The USTA (United States Tennis Association) stated that women should change off the court, using the benches on the sides instead, and that this action would not count towards the two bathroom breaks they have during a match.
However, most of the backlash comes from the fact that the WTA (Women’s Tennis Association) has no such rule for women about changing attire on the court, while men are allowed to change their shirts on the court at will.
This event reflects another recent affair in the tennis community as well. The French Open has introduced a new dress code, specifically targeting tennis star Serena Williams’s catsuit that she wore to the last French Open. On August 24, the President of the French Tennis Federation, Bernard Giudicelli, said in interview with Tennis Magazine that, “[the catsuit] will no longer be accepted. One must respect the game and the place.”

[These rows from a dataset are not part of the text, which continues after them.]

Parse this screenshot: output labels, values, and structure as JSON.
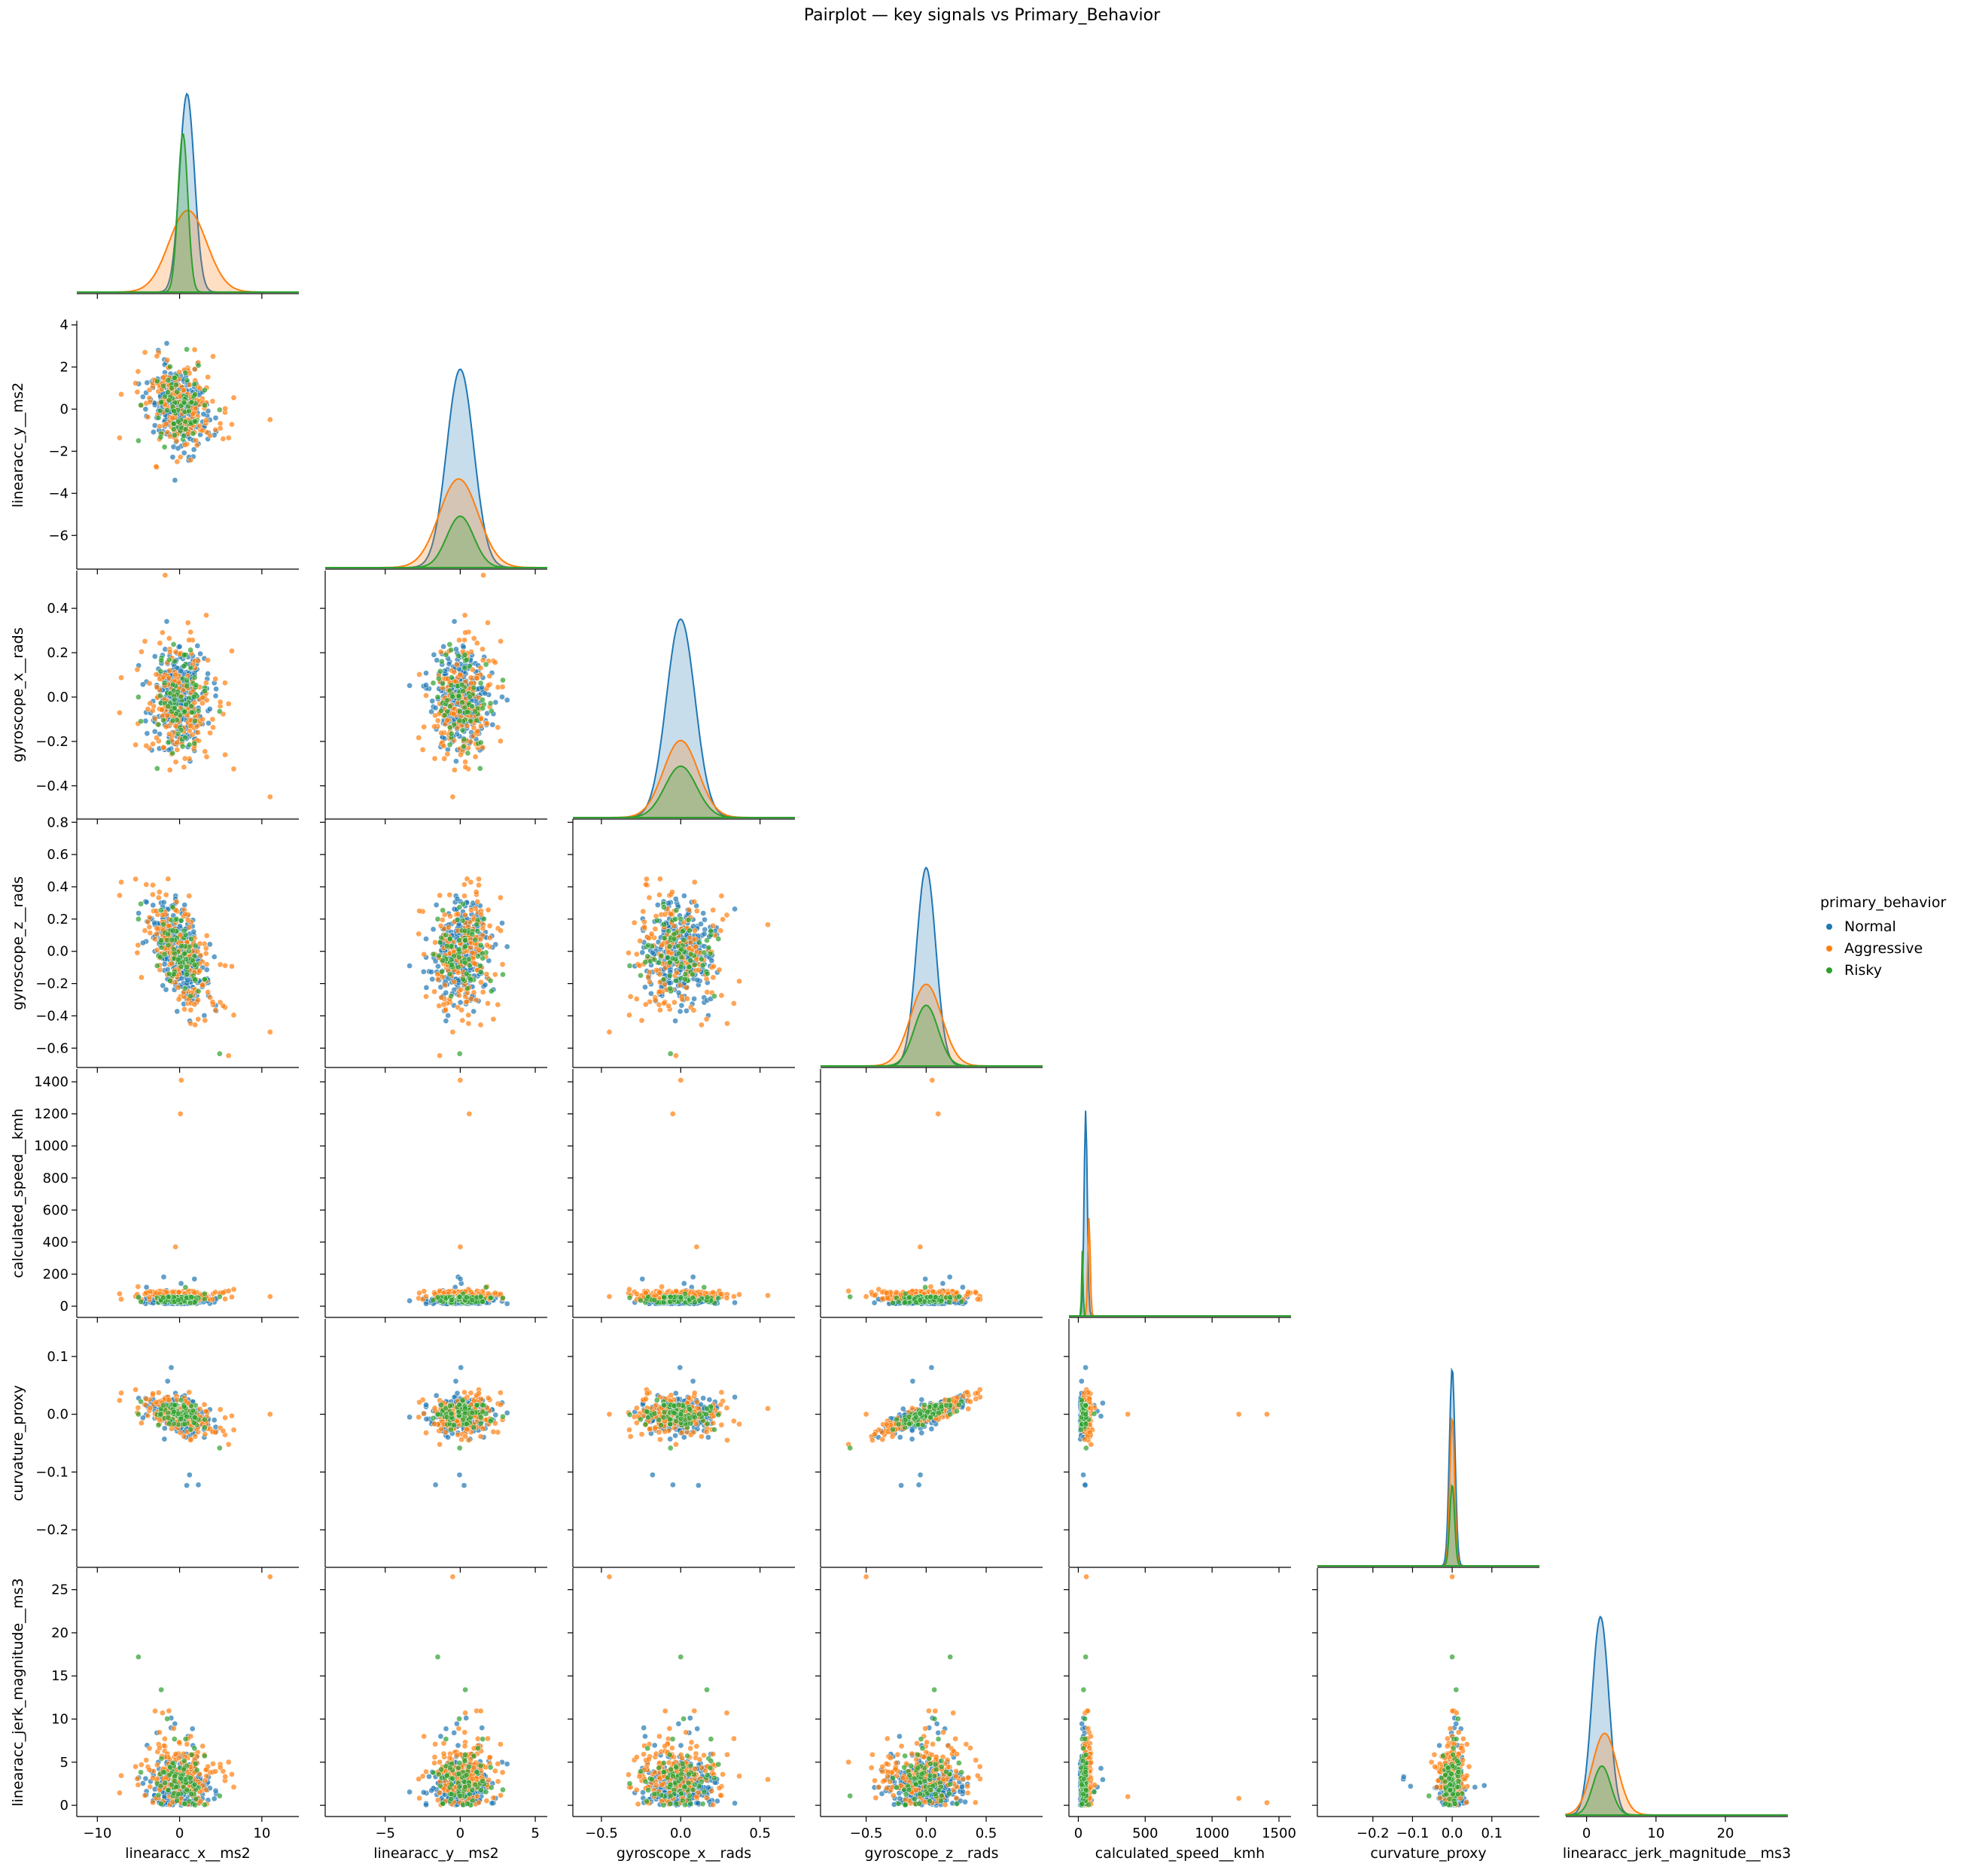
{
  "chart_data": {
    "type": "pairplot",
    "title": "Pairplot — key signals vs Primary_Behavior",
    "hue": "primary_behavior",
    "legend": {
      "title": "primary_behavior",
      "position": "right",
      "entries": [
        {
          "label": "Normal",
          "color": "#1f77b4"
        },
        {
          "label": "Aggressive",
          "color": "#ff7f0e"
        },
        {
          "label": "Risky",
          "color": "#2ca02c"
        }
      ]
    },
    "variables": [
      {
        "name": "linearacc_x__ms2",
        "lim": [
          -12.5,
          14.5
        ],
        "ticks": [
          -10,
          0,
          10
        ],
        "tick_labels": [
          "−10",
          "0",
          "10"
        ],
        "kde": {
          "Normal": [
            0.9,
            0.9,
            0.85
          ],
          "Aggressive": [
            1.0,
            2.3,
            0.35
          ],
          "Risky": [
            0.4,
            0.6,
            0.68
          ]
        }
      },
      {
        "name": "linearacc_y__ms2",
        "lim": [
          -7.6,
          4.2
        ],
        "ticks": [
          -6,
          -4,
          -2,
          0,
          2,
          4
        ],
        "tick_labels": [
          "−6",
          "−4",
          "−2",
          "0",
          "2",
          "4"
        ],
        "x_ticks": [
          -5,
          0,
          5
        ],
        "x_tick_labels": [
          "−5",
          "0",
          "5"
        ],
        "x_lim": [
          -9.0,
          5.8
        ],
        "kde": {
          "Normal": [
            0.0,
            0.9,
            0.85
          ],
          "Aggressive": [
            -0.1,
            1.3,
            0.38
          ],
          "Risky": [
            0.0,
            0.9,
            0.22
          ]
        }
      },
      {
        "name": "gyroscope_x__rads",
        "lim": [
          -0.55,
          0.57
        ],
        "ticks": [
          -0.4,
          -0.2,
          0.0,
          0.2,
          0.4
        ],
        "tick_labels": [
          "−0.4",
          "−0.2",
          "0.0",
          "0.2",
          "0.4"
        ],
        "x_ticks": [
          -0.5,
          0.0,
          0.5
        ],
        "x_tick_labels": [
          "−0.5",
          "0.0",
          "0.5"
        ],
        "x_lim": [
          -0.68,
          0.72
        ],
        "kde": {
          "Normal": [
            0.0,
            0.09,
            0.85
          ],
          "Aggressive": [
            0.0,
            0.11,
            0.33
          ],
          "Risky": [
            0.0,
            0.1,
            0.22
          ]
        }
      },
      {
        "name": "gyroscope_z__rads",
        "lim": [
          -0.72,
          0.82
        ],
        "ticks": [
          -0.6,
          -0.4,
          -0.2,
          0.0,
          0.2,
          0.4,
          0.6,
          0.8
        ],
        "tick_labels": [
          "−0.6",
          "−0.4",
          "−0.2",
          "0.0",
          "0.2",
          "0.4",
          "0.6",
          "0.8"
        ],
        "x_ticks": [
          -0.5,
          0.0,
          0.5
        ],
        "x_tick_labels": [
          "−0.5",
          "0.0",
          "0.5"
        ],
        "x_lim": [
          -0.88,
          0.97
        ],
        "kde": {
          "Normal": [
            0.0,
            0.08,
            0.85
          ],
          "Aggressive": [
            0.0,
            0.13,
            0.35
          ],
          "Risky": [
            0.0,
            0.1,
            0.26
          ]
        }
      },
      {
        "name": "calculated_speed__kmh",
        "lim": [
          -70,
          1480
        ],
        "ticks": [
          0,
          200,
          400,
          600,
          800,
          1000,
          1200,
          1400
        ],
        "tick_labels": [
          "0",
          "200",
          "400",
          "600",
          "800",
          "1000",
          "1200",
          "1400"
        ],
        "x_ticks": [
          0,
          500,
          1000,
          1500
        ],
        "x_tick_labels": [
          "0",
          "500",
          "1000",
          "1500"
        ],
        "x_lim": [
          -70,
          1590
        ],
        "kde": {
          "Normal": [
            55,
            12,
            0.88
          ],
          "Aggressive": [
            80,
            9,
            0.42
          ],
          "Risky": [
            30,
            5,
            0.28
          ]
        }
      },
      {
        "name": "curvature_proxy",
        "lim": [
          -0.265,
          0.165
        ],
        "ticks": [
          -0.2,
          -0.1,
          0.0,
          0.1
        ],
        "tick_labels": [
          "−0.2",
          "−0.1",
          "0.0",
          "0.1"
        ],
        "x_ticks": [
          -0.2,
          -0.1,
          0.0,
          0.1
        ],
        "x_tick_labels": [
          "−0.2",
          "−0.1",
          "0.0",
          "0.1"
        ],
        "x_lim": [
          -0.34,
          0.22
        ],
        "kde": {
          "Normal": [
            0.0,
            0.007,
            0.85
          ],
          "Aggressive": [
            0.0,
            0.006,
            0.64
          ],
          "Risky": [
            0.0,
            0.006,
            0.35
          ]
        }
      },
      {
        "name": "linearacc_jerk_magnitude__ms3",
        "lim": [
          -1.3,
          27.5
        ],
        "ticks": [
          0,
          5,
          10,
          15,
          20,
          25
        ],
        "tick_labels": [
          "0",
          "5",
          "10",
          "15",
          "20",
          "25"
        ],
        "x_ticks": [
          0,
          10,
          20
        ],
        "x_tick_labels": [
          "0",
          "10",
          "20"
        ],
        "x_lim": [
          -3.0,
          29.0
        ],
        "kde": {
          "Normal": [
            2.0,
            1.2,
            0.85
          ],
          "Aggressive": [
            2.6,
            1.8,
            0.35
          ],
          "Risky": [
            2.2,
            1.3,
            0.21
          ]
        }
      }
    ],
    "outliers": {
      "calculated_speed__kmh": [
        {
          "value": 1410,
          "with": {
            "linearacc_x__ms2": 0.2,
            "linearacc_y__ms2": 0.0,
            "gyroscope_x__rads": 0.0,
            "gyroscope_z__rads": 0.05,
            "curvature_proxy": 0.0,
            "linearacc_jerk_magnitude__ms3": 0.3
          },
          "group": "Aggressive"
        },
        {
          "value": 1200,
          "with": {
            "linearacc_x__ms2": 0.1,
            "linearacc_y__ms2": 0.6,
            "gyroscope_x__rads": -0.05,
            "gyroscope_z__rads": 0.1,
            "curvature_proxy": 0.0,
            "linearacc_jerk_magnitude__ms3": 0.8
          },
          "group": "Aggressive"
        },
        {
          "value": 370,
          "with": {
            "linearacc_x__ms2": -0.5,
            "linearacc_y__ms2": 0.0,
            "gyroscope_x__rads": 0.1,
            "gyroscope_z__rads": -0.05,
            "curvature_proxy": 0.0,
            "linearacc_jerk_magnitude__ms3": 1.0
          },
          "group": "Aggressive"
        }
      ],
      "linearacc_jerk_magnitude__ms3": [
        {
          "value": 26.5,
          "with": {
            "linearacc_x__ms2": 11.0,
            "linearacc_y__ms2": -0.5,
            "gyroscope_x__rads": -0.45,
            "gyroscope_z__rads": -0.5,
            "calculated_speed__kmh": 60,
            "curvature_proxy": 0.0
          },
          "group": "Aggressive"
        },
        {
          "value": 17.2,
          "with": {
            "linearacc_x__ms2": -5.0,
            "linearacc_y__ms2": -1.5,
            "gyroscope_x__rads": 0.0,
            "gyroscope_z__rads": 0.2,
            "calculated_speed__kmh": 55,
            "curvature_proxy": 0.0
          },
          "group": "Risky"
        }
      ]
    },
    "sample_points_per_group": {
      "Normal": 320,
      "Aggressive": 180,
      "Risky": 80
    }
  }
}
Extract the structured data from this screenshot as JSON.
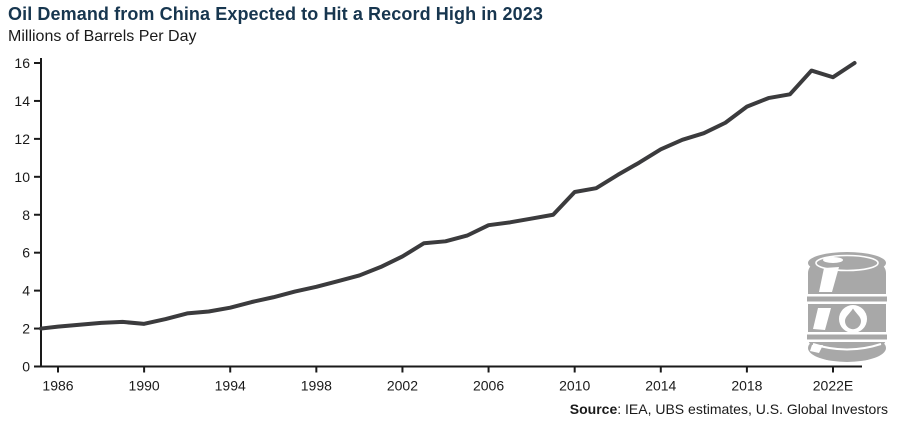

The backlash for this statement has been especially clear, as people have taken to social media to defend Williams and condemn the French Open. Many have pointed out the medical reasons for the suit, as it was worn to help Williams’s blood circulation and prevent blood clots. Others have taken to calling this an act of policing women’s bodies.
So what makes these acts so important? Is it really worth it to get outraged over outfit rules?
Yes, it is.
The Alize Cornet situation tells women that they need to hide their bodies, they need to “go away” when they want to change a shirt. Why is changing on the court a luxury men can enjoy but women can not? What makes this so important to us that we need to make up a rule for it, even when there hadn’t been one?
Women’s bodies should not be regarded as something to be ashamed of, something to put away. With the growing popularity of the body acceptance movement, it is becoming increasingly clear that there is a similar reaction movement developing, one that is using the platform of sports, advertisements, and other parts of pop culture to fit its needs of body-shaming.
The situation regarding Serena Williams shows a different side of these same type of sentiments. In general, these two incidents are the same. Two women had their bodies policed because of outfits. The only difference is that Williams is a black woman, one who had been bashed over her body shape many times prior.
What, exactly, makes Williams’s catsuit more “inappropriate” than some of the extremely short skirts that other players wear? Those by definition show off much more skin, correct? Or is it because the catsuit highlights her curvy body shape? And why was there a need to specifically call out Williams’s outfit, when the new dress code will be a tournament-wide policy?
Perhaps we can find answers in the facts. Williams said that the catsuit made her feel “like a superhero.” Would taking away that suit take away her power?
Of course not, but we have to see this situation in the eyes of the rule makers, maybe even in the eyes of our society as a whole. To many people, seeing Williams in the status that she is in now, seeing a black woman, or maybe just a woman that doesn’t fit certain societal norms of appearances, be so successful makes them feel insecure and “uncomfortable.” Multiple times we have used different events to demonize Serena (such as the recent events that transpired at the US Open finals).
If we strip this event down to its bare minimum, then it is clear that as a society, we simply find a black woman wearing a form-fitting catsuit inappropriate. Why is this?
Is it the catsuit we despise? Or is it Williams’s comfort in her own body? Is it the changing culture that we find ourselves in, one that embraces different body shapes, especially curvy body shapes?
I can’t provide answers to these questions, only connections that these recent events in a major sport have with our society as a whole. These recent events are simply a part of a long trend of controlling women’s bodies. It will be interesting to see how sports and society intersect in the future, with the way body acceptance movements and their reactions are developing now.
Hopefully, we can put an end to the nonsense of creating rules just to control women’s bodies. If we want to do that, we need to thoroughly examine our own society and its values, to find what is keeping us from fully accepting different bodies.